Il teatro Ditirammu di via Torremuzza, nel quartiere storico della Kalsa, nasce ufficialmente nel 1995: ma la data indica il luogo fisico, la casa-dei-ricordi punto di raccolta di una storia che parte da una famiglia in cui fare arte e condividerla era del tutto normale.
«Era un modo per stare insieme, scandiva la vita perfino in cucina o quando avevamo ospiti. A loro offrivamo questi nostri tesori, quello che avevamo di più bello e di più puro – racconta Vito Parrinello – il canto, la musica, la danza hanno sempre convissuto con la mia famiglia. E ora vivono nei figli miei e di Rosa, Elisa e Giovanni».
Rosa Mistretta, adorata compagna nella vita e sul palcoscenico, non viene da una famiglia di artisti. Ma anche lei il palco l’ha nel sangue: incontra Vito cantando e da quel momento non si separano più. In tutti questi anni hanno ripreso i triunfi, le nenie di Natale, i canti della Settimana Santa, raccolti nel celebre Martoriu. Quelli che vanno in scena sono insieme riti e spettacoli.

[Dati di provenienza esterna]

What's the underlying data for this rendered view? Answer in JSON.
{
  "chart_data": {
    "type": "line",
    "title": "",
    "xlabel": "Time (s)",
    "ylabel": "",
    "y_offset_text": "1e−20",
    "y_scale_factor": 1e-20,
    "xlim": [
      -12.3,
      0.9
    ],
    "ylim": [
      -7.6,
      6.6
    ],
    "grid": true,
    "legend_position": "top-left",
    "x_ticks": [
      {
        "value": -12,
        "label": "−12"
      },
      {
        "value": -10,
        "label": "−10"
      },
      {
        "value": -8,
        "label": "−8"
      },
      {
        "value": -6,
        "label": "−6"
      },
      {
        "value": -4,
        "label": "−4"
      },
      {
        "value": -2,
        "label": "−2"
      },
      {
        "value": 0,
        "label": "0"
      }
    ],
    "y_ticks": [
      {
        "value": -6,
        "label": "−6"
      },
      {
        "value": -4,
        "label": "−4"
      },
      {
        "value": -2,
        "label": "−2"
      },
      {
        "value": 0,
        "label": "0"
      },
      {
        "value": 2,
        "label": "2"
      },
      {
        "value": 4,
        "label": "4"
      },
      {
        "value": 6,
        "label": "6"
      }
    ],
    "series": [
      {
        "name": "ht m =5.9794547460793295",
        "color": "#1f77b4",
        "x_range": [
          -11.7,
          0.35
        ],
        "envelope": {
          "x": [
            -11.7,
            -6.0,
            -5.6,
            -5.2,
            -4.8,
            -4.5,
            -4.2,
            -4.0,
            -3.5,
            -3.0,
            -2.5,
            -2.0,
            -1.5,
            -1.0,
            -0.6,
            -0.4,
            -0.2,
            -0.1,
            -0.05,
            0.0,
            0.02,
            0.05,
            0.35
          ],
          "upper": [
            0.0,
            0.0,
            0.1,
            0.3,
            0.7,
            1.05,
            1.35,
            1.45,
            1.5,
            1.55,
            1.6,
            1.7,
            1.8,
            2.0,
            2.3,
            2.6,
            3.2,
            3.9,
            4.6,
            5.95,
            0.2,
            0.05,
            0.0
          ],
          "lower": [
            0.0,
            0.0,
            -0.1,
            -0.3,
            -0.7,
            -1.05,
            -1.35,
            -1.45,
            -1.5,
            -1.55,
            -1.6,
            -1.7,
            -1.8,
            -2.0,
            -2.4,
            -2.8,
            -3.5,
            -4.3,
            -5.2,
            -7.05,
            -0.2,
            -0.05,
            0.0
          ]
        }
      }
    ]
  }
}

Sul sito manca l’edizione 2013 di Martoriu. E fa impressione: sì, la parola giusta è questa. Non è una dimenticanza del webmaster, è (molto più tristemente) una mancanza di fondi. E per la stessa ragione, nelle scorse settimane, il Ditirammu ha organizzato una vendita dei costumi di scena per raccogliere i soldi dell’affitto e per fare un altro spettacolo. In vendita ci sono anche i due vestiti di Nicù, storico personaggio di Elisa e della sua ludoteca, che da anni accompagna i bambini nel mondo delle fiabe. Li hanno comprati entrambe le mamme: Nicù non può uscire dalla sua casa e vagare disperata in cerca di ricovero, dopo avere dato una casa a tanti.
Il rischio è che anche il Ditirammu chiuda i battenti, e che i ricordi e le memorie di una città vaghino fino a dissolversi, perché nessuno più li ricorda. E fa impressione.